ABOUT DIVING
How Has Underwater Exploration Evolved Over The Years?
By Robert Lamb
People have plunged into the water for food, valuables and a better understanding of their environment for thousands of years, but even the most skilled divers have their limits — the record for a skin diver is 417 feet (127 metres).
Chafing at those limits, humans have dreamed of underwater vehicles and improved diving apparatus for ages. Plato, Aristotle and Leonardo da Vinci all wrote about underwater exploration. In fact, early swimming goggles, made of wood and thin slices of shell, date back to at least 14th-century Persia.

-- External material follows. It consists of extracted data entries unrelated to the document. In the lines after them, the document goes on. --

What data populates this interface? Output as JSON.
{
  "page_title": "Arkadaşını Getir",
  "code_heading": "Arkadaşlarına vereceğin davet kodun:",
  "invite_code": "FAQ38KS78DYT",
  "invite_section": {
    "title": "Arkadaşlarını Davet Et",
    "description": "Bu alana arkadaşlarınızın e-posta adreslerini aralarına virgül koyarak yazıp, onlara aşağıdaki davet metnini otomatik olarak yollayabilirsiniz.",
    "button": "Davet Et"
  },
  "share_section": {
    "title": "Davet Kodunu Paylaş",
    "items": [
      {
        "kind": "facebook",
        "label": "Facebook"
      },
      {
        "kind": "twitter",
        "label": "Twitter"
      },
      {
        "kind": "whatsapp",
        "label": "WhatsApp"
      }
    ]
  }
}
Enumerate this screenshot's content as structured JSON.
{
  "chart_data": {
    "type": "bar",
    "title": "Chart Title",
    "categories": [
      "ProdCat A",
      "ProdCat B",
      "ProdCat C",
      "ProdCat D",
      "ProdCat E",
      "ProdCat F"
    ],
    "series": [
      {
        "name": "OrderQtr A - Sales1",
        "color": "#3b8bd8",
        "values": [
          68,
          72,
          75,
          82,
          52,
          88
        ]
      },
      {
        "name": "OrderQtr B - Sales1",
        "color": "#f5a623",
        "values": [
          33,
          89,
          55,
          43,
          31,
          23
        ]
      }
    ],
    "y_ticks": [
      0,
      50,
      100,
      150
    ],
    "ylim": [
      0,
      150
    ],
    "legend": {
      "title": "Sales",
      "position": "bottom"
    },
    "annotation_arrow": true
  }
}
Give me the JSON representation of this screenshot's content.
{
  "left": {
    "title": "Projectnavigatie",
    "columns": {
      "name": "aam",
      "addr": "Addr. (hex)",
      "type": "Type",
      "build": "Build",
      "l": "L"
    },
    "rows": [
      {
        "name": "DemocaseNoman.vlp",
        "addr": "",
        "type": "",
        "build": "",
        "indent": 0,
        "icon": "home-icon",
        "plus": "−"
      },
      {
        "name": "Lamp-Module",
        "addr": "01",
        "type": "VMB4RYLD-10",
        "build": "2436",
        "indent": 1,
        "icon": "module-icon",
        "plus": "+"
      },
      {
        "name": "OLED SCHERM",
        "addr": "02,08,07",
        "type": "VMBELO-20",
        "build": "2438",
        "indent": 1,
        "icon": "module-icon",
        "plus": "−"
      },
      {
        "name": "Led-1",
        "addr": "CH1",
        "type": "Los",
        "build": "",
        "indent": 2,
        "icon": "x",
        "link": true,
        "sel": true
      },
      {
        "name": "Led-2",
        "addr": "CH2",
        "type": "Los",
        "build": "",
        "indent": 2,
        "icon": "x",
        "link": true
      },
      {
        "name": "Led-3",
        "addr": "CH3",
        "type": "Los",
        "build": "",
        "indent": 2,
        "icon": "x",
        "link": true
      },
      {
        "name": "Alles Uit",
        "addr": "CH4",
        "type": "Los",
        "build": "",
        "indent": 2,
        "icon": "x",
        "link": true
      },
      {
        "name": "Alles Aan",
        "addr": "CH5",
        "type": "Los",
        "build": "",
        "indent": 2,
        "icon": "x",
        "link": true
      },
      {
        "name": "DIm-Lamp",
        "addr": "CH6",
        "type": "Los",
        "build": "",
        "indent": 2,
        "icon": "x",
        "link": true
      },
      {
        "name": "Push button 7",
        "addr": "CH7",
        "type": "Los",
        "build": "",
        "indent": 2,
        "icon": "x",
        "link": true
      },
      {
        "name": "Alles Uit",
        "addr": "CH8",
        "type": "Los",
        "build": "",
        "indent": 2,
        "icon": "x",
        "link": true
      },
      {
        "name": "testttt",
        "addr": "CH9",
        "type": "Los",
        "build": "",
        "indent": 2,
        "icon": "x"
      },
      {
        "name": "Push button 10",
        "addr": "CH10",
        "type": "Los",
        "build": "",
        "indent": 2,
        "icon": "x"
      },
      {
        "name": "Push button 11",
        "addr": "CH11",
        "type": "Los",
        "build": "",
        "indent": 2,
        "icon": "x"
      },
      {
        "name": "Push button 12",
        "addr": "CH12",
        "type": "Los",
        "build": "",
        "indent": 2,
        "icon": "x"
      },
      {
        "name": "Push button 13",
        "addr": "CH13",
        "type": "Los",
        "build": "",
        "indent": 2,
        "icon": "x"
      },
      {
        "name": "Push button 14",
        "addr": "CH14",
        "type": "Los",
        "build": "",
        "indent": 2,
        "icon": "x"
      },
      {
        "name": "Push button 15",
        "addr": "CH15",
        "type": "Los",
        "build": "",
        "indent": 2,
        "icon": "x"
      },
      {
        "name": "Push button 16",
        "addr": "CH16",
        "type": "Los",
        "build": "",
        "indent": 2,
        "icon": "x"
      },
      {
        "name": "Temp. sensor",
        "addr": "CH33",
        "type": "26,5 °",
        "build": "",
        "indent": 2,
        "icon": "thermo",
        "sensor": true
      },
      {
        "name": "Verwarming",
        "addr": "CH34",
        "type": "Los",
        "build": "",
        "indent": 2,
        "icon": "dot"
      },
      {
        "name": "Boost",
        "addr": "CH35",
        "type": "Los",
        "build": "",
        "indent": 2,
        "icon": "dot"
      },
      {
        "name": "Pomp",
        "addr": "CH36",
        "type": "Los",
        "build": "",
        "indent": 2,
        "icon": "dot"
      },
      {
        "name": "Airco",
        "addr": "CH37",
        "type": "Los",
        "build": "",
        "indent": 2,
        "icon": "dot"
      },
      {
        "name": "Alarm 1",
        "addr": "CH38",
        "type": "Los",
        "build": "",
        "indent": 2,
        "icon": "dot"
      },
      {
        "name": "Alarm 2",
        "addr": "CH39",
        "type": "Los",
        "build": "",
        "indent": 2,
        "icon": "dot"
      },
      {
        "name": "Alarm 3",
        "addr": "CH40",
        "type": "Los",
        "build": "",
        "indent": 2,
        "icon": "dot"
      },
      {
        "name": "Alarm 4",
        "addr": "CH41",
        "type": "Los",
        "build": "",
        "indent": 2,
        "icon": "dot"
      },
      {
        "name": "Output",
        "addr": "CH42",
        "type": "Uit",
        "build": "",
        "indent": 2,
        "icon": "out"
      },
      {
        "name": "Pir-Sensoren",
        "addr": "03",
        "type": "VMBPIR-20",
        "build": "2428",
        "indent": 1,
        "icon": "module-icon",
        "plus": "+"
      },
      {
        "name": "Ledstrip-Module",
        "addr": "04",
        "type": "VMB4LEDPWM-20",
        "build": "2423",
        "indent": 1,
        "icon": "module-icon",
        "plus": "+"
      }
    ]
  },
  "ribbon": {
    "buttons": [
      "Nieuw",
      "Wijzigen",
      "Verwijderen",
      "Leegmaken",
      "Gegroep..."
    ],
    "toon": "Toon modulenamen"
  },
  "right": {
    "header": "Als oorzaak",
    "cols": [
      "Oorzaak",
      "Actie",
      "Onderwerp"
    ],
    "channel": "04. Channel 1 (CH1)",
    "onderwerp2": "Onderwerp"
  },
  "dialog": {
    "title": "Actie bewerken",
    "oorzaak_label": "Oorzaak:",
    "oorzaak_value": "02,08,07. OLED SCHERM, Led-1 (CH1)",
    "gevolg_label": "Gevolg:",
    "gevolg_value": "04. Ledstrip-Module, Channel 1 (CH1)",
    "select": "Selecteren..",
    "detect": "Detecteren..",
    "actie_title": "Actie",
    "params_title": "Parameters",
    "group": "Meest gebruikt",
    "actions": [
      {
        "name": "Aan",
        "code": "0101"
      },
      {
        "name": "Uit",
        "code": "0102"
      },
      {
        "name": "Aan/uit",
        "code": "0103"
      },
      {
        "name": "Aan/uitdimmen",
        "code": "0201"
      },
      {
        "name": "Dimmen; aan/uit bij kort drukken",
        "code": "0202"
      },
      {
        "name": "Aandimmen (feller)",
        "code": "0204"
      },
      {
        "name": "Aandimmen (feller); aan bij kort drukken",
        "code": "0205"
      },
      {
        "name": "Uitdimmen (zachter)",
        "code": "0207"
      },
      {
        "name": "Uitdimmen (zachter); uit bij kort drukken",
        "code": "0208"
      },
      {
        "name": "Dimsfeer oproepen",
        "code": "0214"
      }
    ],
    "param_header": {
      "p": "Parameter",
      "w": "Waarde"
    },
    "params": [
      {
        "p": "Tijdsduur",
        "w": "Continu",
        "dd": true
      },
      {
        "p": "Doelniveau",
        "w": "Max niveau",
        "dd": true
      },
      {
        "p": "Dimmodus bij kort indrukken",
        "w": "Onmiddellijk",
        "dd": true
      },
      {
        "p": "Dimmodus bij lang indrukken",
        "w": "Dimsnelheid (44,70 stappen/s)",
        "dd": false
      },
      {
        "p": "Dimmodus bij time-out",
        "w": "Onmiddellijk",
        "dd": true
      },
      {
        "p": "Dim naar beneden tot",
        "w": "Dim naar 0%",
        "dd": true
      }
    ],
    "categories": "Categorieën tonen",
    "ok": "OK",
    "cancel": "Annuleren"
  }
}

Treasure Spurs Sailors to Sea
Diving for sunken treasure has long been a driving force behind the evolution of underwater exploration. When you think of Spanish galleons transporting fortunes in gold and silver during the 1600s and disappearing beneath the waves for anyone's taking, it's easy to see why.
The Spanish Crown and the Dutch East India Company, both major players in seventeenth and eighteenth century international sea trade, offered rewards and percentages on salvaged riches. To take advantage of these incentives, investors pooled their resources to fund recovery expeditions. Whoever had the best underwater technology had the advantage. Given the rewards involved, inventors were willing to test many new technologies.
With the Diving Bell and the Steampunk Robot some inventors simply tweaked the diving process. In 1690, Edmond Halley (of Halley's Comet fame) patented the first diving bell. It allowed divers to work from a transparent, submerged, enclosed hemisphere of air on dives of up to 60 feet (18 metres) without surfacing for 90 minutes. Oxygen piped down from above made this feat possible. Modern bells allow divers to work at depths of 1,000 feet (305 metres).
Other technologies amounted to early submersibles, such as John Lethbridge's 1715 'diving engine'. The wooden barrel body featured glass eyeholes and leather gauntlets for the diver's hands. The invention resembled a steampunk robot and allowed a diver to work for 30 minutes at depths of 60 feet.